Considerazioni sulla visita alla Villa Capo di Bove

 

Nel gennaio 2002 il Ministero per i Beni e le Attività Culturali, su proposta della Soprintendenza Archeologica di Roma, ha acquistato, con diritto di prelazione, la proprietà della Villa Capo di Bove di via Appia antica.

La rilevanza archeologica del sito, un’area verde di circa 8500 mq, era già nota per la presenza di resti di un antico impianto termale. Tra il 2003 e il 2005 diverse campagne di scavo archeologico hanno portato alla luce un complesso termale la cui prima fase costruttiva è attestata alla metà del II secolo d.C.
Non si sa con certezza chi fossero i proprietari e per quale funzione l'impianto fu realzzato. Vi sono per lo più due ipotesi: la prima sostiene che fosse il bagno di un collegium o di una qualche corporazione associativa con finalità cultuali o funerarie; la seconda invece ritiene che l’impianto possa aver fatto parte dei vasti possedimenti che Erode Attico e la moglie Annia Regilla avevano nella zona proprio nella metà del II secolo d.C. 

A partire dal dopoguerra numerose acquisizioni hanno portato al recupero della villa non senza trasformazioni radicali. Negli anni '50 del Novecento una famiglia di mercanti ortofrutticoli, i Romagnoli, acquistarono e trasformarono ad uso residenziale l'impianto. Da quel momento la villa entrò in una dinamica di acquisizioni da parte di una committenza, con ingenti capacità economiche, bramosa di avere la propria residenza in uno dei più prestigiosi cuori verdi della città. Nel '62 il produttore cinematografico Sauro Streccioni acquistò la villa e ne promosse il recupero: un'opera incentrata sulla tecnica dello spolia dal tipico gusto antiquario caratteristico dell'epoca probabilmente realizzata da un appartenente alla scuola di Busiri Vici. Dagli anni '80 i cosiddetti nuovi ricchi continueranno ad acquistare queste ville antiche non più spinti da un amore verso il luogo ma da una più materiale volontà di affermazione sociale.

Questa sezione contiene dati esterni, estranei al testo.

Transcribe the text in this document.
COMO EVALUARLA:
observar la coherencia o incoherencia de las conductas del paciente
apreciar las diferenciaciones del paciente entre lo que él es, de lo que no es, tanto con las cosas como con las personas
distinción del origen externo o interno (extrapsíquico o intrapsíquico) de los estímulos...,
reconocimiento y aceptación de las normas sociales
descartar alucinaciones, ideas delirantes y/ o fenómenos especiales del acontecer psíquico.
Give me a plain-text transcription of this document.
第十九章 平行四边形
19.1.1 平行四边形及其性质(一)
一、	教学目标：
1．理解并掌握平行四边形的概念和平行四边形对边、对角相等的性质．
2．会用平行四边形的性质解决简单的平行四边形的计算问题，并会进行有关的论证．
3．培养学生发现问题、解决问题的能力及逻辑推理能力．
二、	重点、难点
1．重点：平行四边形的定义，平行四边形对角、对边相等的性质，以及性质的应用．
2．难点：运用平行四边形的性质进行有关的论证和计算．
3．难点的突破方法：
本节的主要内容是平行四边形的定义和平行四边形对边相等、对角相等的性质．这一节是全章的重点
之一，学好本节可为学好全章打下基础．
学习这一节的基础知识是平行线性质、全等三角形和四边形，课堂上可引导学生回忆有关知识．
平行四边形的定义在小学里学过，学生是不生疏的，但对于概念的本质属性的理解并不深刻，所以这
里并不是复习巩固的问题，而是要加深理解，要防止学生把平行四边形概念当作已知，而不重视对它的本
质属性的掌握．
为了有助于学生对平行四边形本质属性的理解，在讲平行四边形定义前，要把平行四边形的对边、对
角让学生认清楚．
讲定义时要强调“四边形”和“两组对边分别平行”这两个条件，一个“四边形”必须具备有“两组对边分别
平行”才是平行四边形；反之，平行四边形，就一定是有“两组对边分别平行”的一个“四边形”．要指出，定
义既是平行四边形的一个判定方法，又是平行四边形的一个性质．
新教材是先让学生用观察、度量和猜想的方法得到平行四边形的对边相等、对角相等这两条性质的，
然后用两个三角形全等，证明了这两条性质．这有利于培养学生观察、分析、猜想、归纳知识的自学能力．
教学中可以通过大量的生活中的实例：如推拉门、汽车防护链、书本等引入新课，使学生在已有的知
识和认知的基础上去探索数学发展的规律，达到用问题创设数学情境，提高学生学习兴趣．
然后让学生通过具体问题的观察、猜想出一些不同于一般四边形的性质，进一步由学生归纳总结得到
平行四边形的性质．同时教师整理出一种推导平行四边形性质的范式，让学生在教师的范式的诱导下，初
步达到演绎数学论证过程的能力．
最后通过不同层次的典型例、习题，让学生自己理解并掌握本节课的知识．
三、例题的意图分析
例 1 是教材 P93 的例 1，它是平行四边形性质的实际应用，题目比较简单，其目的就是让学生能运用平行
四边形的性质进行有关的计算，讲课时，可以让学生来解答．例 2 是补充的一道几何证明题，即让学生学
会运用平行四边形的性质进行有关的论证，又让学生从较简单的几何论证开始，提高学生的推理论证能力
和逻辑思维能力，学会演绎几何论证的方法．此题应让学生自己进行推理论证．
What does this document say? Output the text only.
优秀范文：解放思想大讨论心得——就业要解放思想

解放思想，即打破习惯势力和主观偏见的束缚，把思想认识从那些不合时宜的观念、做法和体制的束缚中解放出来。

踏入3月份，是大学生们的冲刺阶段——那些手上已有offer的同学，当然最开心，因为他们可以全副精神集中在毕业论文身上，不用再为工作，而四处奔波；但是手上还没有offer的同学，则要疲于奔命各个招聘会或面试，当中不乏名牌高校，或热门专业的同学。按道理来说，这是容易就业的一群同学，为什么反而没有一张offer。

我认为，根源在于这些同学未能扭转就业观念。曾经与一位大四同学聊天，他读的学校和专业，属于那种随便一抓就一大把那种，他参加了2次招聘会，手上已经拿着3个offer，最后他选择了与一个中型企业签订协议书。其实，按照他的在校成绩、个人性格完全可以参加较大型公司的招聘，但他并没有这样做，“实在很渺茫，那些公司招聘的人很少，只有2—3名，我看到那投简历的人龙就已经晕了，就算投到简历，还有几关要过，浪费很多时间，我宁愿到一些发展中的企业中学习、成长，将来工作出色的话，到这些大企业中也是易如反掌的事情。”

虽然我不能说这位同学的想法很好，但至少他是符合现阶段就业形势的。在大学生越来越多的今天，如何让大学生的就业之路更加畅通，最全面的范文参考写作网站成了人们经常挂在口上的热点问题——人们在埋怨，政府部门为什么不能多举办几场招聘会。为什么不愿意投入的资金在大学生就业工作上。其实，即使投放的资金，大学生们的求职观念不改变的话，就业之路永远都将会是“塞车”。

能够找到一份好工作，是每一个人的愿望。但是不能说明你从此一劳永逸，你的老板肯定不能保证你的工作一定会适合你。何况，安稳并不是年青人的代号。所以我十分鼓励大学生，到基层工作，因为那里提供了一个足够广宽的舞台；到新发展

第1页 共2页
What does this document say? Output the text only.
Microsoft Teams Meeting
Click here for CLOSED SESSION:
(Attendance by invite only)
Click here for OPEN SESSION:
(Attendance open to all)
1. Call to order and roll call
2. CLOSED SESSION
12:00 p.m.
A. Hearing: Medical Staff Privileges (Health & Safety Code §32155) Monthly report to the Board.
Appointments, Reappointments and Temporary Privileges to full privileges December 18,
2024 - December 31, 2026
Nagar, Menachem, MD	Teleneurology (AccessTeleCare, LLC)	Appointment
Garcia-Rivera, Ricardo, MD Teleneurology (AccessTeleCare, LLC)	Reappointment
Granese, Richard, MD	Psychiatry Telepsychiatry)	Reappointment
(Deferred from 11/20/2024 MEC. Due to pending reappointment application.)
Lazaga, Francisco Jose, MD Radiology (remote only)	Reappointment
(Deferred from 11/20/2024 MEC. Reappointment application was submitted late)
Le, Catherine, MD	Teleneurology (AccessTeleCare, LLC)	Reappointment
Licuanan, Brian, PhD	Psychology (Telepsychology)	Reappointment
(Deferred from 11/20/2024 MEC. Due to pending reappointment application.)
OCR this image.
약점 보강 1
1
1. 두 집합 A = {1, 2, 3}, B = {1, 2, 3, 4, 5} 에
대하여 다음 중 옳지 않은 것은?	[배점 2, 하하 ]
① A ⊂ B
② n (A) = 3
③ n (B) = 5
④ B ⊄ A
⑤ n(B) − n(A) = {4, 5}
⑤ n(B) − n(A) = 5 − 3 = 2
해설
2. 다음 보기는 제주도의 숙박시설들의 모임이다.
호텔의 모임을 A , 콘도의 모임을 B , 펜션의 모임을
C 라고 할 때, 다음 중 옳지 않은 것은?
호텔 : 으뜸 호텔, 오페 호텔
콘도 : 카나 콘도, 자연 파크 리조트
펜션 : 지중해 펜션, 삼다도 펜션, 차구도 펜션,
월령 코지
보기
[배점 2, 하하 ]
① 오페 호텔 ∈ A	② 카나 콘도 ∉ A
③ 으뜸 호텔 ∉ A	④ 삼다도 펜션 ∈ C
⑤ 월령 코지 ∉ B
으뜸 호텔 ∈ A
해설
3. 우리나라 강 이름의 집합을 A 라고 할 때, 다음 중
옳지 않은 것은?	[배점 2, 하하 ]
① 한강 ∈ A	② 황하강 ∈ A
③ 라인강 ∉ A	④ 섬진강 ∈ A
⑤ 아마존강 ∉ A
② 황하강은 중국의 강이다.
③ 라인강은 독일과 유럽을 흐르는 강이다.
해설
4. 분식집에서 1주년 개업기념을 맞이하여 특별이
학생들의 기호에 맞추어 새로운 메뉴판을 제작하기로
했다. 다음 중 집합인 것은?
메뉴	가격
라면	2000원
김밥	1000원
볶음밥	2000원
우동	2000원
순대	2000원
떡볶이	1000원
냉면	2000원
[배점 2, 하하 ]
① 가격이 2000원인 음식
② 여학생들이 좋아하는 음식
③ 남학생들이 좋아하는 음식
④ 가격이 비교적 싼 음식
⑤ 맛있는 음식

Importanti lavori di ristrutturazione, ad opera degli architetti Stefano Cacciapaglia e Carlo Celia, hanno completamente ridisegnato il giardino della villa dove sono state piantumate nuove essenze arboree, hanno trasformato la dépendance in punto di accoglienza per i visitatori e, infine, hanno messo a norma l’edificio principale conducendo una vera e propria operazione di riscatto totale. Nel complesso la struttura è stata toccata il meno possibile, infatti all'esterno è ancora possibile apprezzare la facciata realizzata con reperti archeologici, gli spolia, e i resti dell'antica cisterna romana su cui sorge la villa. L'interno è stato invece oggetto di una maggiore ristrutturazione. Le pareti sono state volutamente intonacate di bianco per permettere una più facile lettura dell'architettura stessa, e le stanze riadattate per ospitare gli uffici della Soprintendenza, una sala conferenze e l'archivio in onore di Antonio Cederna, giornalista del Novecento italiano che si è battuto per la difesa dalla speculazione edilizia e si è impegnato a favore della costituzione del Parco dell'Appia Antica.